Wandering off in pure randomness, there is a point here, completely accurate with his gift and getting by as a veiled psychic, Mitch is offered a tempting deal. That if he becomes her lover, the witch will restore his face; said witch, who is your typical exaggerated crone, does however disguise herself as a beautiful woman when the deal is sealed, which tempts him further. Dialogue heavy, Something Weird is yet a curious beast, one which juggles so many unexpected plot jaunts. There is, as mentioned, someone killing women which evokes Lewis' splatter films, even one murder with a blow torch being used. This plot, which becomes one of the main two, looks like it will turn into a prototype of The Dead Zone, be it the Stephen King novel and the 1983 David Cronenberg film, where in the location of Jefferson in Wisconsin (where the film was also shot for authenticity) Mitch is asked to be involved with using his powers to find the killer. Not before however a random ghost exorcism in a church, a séance with superimposition, and psychosexual tension where the main crime investigator sent to Jefferson falls in love with the Witch in her disguised form, being attacked by his own bed sheets in the process.
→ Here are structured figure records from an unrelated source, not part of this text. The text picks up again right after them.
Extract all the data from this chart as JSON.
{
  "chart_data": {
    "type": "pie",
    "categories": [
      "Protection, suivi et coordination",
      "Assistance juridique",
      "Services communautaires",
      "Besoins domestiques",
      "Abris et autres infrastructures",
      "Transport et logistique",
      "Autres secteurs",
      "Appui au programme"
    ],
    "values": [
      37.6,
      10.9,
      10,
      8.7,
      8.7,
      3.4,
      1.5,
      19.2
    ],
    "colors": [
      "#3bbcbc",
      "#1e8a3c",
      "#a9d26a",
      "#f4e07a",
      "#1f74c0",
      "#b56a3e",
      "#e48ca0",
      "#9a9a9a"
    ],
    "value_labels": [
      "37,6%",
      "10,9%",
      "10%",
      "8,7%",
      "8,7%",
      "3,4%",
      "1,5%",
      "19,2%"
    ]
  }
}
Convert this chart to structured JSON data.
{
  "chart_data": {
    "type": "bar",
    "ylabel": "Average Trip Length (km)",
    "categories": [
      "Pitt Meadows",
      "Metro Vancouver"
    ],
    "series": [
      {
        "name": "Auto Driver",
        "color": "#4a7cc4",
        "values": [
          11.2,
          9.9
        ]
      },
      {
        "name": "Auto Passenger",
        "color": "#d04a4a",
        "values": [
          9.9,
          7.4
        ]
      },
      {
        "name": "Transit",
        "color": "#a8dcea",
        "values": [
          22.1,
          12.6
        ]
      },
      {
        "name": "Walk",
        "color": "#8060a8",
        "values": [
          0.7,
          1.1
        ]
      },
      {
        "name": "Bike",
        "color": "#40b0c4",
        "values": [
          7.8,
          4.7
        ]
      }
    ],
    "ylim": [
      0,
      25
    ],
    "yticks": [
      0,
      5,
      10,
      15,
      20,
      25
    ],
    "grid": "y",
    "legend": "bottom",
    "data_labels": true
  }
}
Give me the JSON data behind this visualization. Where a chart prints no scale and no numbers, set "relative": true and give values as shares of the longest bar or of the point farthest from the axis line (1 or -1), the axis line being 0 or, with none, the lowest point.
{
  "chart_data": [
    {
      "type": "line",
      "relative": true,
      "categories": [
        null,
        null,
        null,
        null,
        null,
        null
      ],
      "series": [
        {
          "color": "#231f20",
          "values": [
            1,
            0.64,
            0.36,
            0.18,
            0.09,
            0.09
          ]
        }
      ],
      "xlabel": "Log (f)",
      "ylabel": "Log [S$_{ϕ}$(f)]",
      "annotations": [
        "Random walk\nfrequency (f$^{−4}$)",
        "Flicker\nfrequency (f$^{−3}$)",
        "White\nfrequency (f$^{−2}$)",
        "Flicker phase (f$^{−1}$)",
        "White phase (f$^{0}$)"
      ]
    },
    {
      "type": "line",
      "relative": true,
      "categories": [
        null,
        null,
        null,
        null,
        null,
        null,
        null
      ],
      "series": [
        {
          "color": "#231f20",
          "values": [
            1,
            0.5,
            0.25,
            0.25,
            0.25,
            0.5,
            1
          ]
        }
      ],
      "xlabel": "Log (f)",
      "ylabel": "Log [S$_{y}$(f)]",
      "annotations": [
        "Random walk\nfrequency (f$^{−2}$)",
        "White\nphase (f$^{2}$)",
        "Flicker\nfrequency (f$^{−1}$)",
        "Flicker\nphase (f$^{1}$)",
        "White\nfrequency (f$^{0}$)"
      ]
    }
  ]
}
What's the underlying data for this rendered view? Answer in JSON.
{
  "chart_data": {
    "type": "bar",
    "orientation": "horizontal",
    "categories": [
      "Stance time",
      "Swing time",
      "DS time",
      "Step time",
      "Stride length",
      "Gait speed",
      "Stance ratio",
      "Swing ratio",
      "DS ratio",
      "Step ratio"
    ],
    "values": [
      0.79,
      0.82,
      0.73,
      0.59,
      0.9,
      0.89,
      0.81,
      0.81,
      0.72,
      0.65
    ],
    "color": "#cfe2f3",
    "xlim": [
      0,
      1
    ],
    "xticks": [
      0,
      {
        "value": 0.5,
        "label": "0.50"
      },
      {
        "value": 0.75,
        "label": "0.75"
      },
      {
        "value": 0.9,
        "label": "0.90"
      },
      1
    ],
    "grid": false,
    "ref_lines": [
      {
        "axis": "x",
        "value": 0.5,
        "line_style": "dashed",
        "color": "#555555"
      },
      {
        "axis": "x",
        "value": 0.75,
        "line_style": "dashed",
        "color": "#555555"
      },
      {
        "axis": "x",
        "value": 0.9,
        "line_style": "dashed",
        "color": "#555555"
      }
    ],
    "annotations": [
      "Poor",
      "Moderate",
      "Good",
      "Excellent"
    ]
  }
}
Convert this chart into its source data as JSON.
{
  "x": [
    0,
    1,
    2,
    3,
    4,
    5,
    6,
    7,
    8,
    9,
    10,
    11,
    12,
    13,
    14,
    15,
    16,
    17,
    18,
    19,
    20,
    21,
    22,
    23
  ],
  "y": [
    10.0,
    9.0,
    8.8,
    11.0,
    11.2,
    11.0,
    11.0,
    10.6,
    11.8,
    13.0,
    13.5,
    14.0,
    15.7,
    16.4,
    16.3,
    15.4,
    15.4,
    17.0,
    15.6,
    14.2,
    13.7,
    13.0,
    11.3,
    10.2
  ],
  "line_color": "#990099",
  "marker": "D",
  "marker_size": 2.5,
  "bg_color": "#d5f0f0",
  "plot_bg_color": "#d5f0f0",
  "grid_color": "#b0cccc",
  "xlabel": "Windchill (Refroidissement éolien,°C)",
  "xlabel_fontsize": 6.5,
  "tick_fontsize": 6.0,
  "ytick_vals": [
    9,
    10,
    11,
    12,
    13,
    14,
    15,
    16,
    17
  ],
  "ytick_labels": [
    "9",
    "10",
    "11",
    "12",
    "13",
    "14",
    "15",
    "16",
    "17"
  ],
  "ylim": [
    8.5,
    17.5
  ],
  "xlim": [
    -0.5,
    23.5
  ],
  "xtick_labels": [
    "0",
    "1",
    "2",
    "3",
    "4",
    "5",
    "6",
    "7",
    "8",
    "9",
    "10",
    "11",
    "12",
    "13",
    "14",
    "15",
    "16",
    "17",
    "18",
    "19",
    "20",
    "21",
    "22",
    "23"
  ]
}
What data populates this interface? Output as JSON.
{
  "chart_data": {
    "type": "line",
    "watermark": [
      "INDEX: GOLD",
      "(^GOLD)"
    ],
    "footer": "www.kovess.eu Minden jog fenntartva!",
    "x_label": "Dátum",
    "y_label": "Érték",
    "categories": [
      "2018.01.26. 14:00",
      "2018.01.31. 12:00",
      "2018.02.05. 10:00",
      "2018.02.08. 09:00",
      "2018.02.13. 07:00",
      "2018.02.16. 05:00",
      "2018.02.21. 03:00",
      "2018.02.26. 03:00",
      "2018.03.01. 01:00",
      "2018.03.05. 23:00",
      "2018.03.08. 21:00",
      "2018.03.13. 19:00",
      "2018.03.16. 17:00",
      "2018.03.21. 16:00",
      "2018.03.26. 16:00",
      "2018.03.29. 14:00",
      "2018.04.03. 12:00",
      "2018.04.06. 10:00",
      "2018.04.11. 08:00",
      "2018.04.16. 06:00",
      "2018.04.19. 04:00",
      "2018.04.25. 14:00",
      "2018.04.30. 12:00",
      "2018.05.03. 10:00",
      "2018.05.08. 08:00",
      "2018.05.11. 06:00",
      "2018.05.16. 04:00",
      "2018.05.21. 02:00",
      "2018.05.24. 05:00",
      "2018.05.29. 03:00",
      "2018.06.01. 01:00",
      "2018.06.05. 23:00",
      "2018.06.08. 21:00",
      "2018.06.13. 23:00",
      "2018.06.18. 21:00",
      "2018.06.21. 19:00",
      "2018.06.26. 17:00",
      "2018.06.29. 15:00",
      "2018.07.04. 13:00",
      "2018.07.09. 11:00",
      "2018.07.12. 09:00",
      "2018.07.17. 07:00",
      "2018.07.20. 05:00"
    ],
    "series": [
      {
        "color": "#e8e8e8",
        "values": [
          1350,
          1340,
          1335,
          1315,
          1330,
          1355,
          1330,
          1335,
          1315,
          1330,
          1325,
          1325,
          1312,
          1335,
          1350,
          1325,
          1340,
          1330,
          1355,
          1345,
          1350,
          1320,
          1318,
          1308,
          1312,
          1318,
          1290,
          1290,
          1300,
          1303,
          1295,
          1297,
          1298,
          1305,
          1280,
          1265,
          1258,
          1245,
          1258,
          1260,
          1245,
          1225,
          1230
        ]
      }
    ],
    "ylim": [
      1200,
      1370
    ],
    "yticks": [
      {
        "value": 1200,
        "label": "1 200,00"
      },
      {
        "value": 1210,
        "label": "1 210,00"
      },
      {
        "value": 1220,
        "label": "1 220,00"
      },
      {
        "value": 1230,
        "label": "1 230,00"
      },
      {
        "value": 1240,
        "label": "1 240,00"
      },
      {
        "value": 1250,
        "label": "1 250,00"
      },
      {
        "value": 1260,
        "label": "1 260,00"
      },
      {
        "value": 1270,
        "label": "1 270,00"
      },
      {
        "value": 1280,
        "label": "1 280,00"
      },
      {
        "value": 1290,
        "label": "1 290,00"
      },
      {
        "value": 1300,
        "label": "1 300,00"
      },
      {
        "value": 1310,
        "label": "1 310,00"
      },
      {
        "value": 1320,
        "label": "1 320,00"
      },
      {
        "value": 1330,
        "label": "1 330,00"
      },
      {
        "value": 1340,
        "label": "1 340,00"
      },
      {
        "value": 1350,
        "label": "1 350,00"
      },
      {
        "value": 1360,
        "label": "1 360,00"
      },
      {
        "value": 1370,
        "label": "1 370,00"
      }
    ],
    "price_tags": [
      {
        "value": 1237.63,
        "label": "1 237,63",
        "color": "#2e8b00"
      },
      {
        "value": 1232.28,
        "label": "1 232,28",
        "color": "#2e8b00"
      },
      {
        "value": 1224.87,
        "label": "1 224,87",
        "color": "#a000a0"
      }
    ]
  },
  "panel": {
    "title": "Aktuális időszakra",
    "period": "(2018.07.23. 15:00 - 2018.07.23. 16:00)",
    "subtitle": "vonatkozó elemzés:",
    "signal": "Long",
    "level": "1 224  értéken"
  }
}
Then the LSD is brought in the room, literally from a pocket, at a time when it was still considered a curiosity, and leading to a trip scene entirely in red hue and pushing Lewis in expressing such content in idiosyncratic ways.  As a filmmaker as well, in mind to such examples, Lewis took a step on this film in terms of his more creative side showing itself, another example the electrocution scene, causing Mitch's disfigurement, which is cut to in a quick edit from a scene before of a couple romantically entangled which pitches an ironic piece of dialogue before the accident. Whilst this still follows his habit of calmly paced and long scenes of dialogue, the moments of his having to show unconventionality and flourish to make this film stand out are enticing. This also undercuts the notion that he did not take his work with any interest beyond financial success at all, as he was starting to include these types of flourishes among these films onwards, and did not need have to as many genre and exploitation films before and afterwards in the seventies could far more crudely minimalistic. Here particularly, in its glory living up to the title tenfold, you see this, the film I had grown the fondest of from Lewis, and still gleefully bonkers to witness.